Those of you that follow my Network Repository have likely realized the lack of updates this past year. That mainly was caused by lack of good secrets management when I switched to flakes, which since I embedded secrets all over my configuration, I didn’t push changes to GitHub as a result.

The major refactor began with trying to solve secrets management. I’ll have a follow-up post next week talking more in detail about how I manage secrets now using sops, but this post isn’t about that.

Like all good technology enthusiasts, I go off on a lot of tangents when I dive into an issue. This story is one of those tangents.

This particular tangent starts with Mic92 dotfiles. My previous structure in my repository had a distinction between nixops deployments and systems cloning the repository to /etc/nixos to be used with nixos-rebuild. My nixops deployments were fairly clean, with a system/default.nix and system/hardware.nix. My local systems had a nixconfigs/system.nix and hardware-configurations/system.nix. To complicate things further, on every local system, I symlinked configuration.nix to root of repository and added it to .gitignore. Each configuration.nix referenced a mix of committed and uncommitted files which meant you could never deploy a system without having some state copied from the previous system that deployed this. As every good DevOps enthusiast knows, local state is the bane of all existence. With flakes, imported files that weren’t committed resulted in errors. As a quick hack, I just added those secrets to git locally without pushing any changes. I know, really, really bad, but I had plenty of other priorities at the time.

Enter Mic92 dotfiles. His repository organizes systems in a nixos directory, and deployed systems vs. local systems have no distinction. He also standardizes on the normal NixOS names, configuration.nix and hardware-configuration.nix in each systems directory. When combined with a flake that lists all systems as nixosConfigurations, this makes it super easy to test build any NixOS system, and if it’s a remote system, be able to deploy it.

So lets look briefly at how the glue for this works, ignoring secrets management for the time being.

A top level flake.nix is very minimal containing only the inputs and an import of another file for the outputs. Here’s an example.

The next layer is the flake outputs. I had never thought of putting the outputs in a file of it’s own until I saw Mic92 do it, but it really does make the flake a lot more legible! The outputs is fairly minimal as well. It takes advantage of nix attr sets as functions using the ... arg as the last one to not have to list every input, and then names all inputs @ inputs.

It then uses flake-utils to build a standard flake that can support multiple architectures and provides a devShell that contains utilities needed to do the deployment and manage the repository, a list of all nixosConfigurations and deploy-rs deployments, and some additional jobs and checks for a CI system.

Next we have the devShell.
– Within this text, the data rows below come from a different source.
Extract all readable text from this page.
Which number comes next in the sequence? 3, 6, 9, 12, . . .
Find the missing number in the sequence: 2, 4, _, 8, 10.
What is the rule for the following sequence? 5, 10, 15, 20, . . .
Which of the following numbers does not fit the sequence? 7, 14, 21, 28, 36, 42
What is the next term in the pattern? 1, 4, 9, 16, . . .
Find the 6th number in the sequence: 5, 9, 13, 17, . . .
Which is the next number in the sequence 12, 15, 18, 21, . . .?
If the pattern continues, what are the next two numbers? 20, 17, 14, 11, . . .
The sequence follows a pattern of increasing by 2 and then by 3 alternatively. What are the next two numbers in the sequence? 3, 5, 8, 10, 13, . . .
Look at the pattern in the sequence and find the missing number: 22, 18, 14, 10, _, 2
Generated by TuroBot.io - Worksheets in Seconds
This lists the inputs it needs, sets some env vars and packages we want available when working on the repository inside an mkShell.

At the top-level, that’s essentially all we need! All our nixosConfigurations are listed in nixos/configurations.nix This file lists our baseModules (as well as global customModules provided by this repository). and a list of machines that each are an attribute with a key of the machine name and value of nixosSystem from nixpkgs/nixos. Each of these machines defines the architecture as system and a list of modules, including the configuration.nix for the machine. We also have two custom NixOS installers that can be built as ISO images to install new systems!

Finally we have the deployments. This file takes some information of how to login to the system being deployed and the nixosConfigurations defined in the nixosConfigurations. Each machine can be deployed with deploy -s .#machine.

That’s essentially the general structure. To test it out we can run nix develop (or use direnv to run that automatically when we enter the directory). We can build systems with nix build .#nixosConfigurations.sarov.config.system.build.toplevel. We can build a vm with the same configuration using nix build .#nixosConfigurations.prod03.config.system.build.vm. We can deploy a system using deploy -s .#system. We can build ISO images from systems providing that attribute using nix build .#nixosConfigurations.installer.config.system.build.isoImage.

Using this new structure and unifying all my nixops deployments and normal nix configurations has simplified maintenance across all my systems I maintain. deploy-rs has been a breeze to work with for deploying systems. Systems I used to maintain the configurations locally, I deploy from my main laptop now because of how simple it was to add a deploy attribute.

If you have a mess of NixOS configurations spread across multiple repositories, I highly recommend looking at this architecture to simplify your setup.

Next weeks blog post will be on sops to store all your secrets.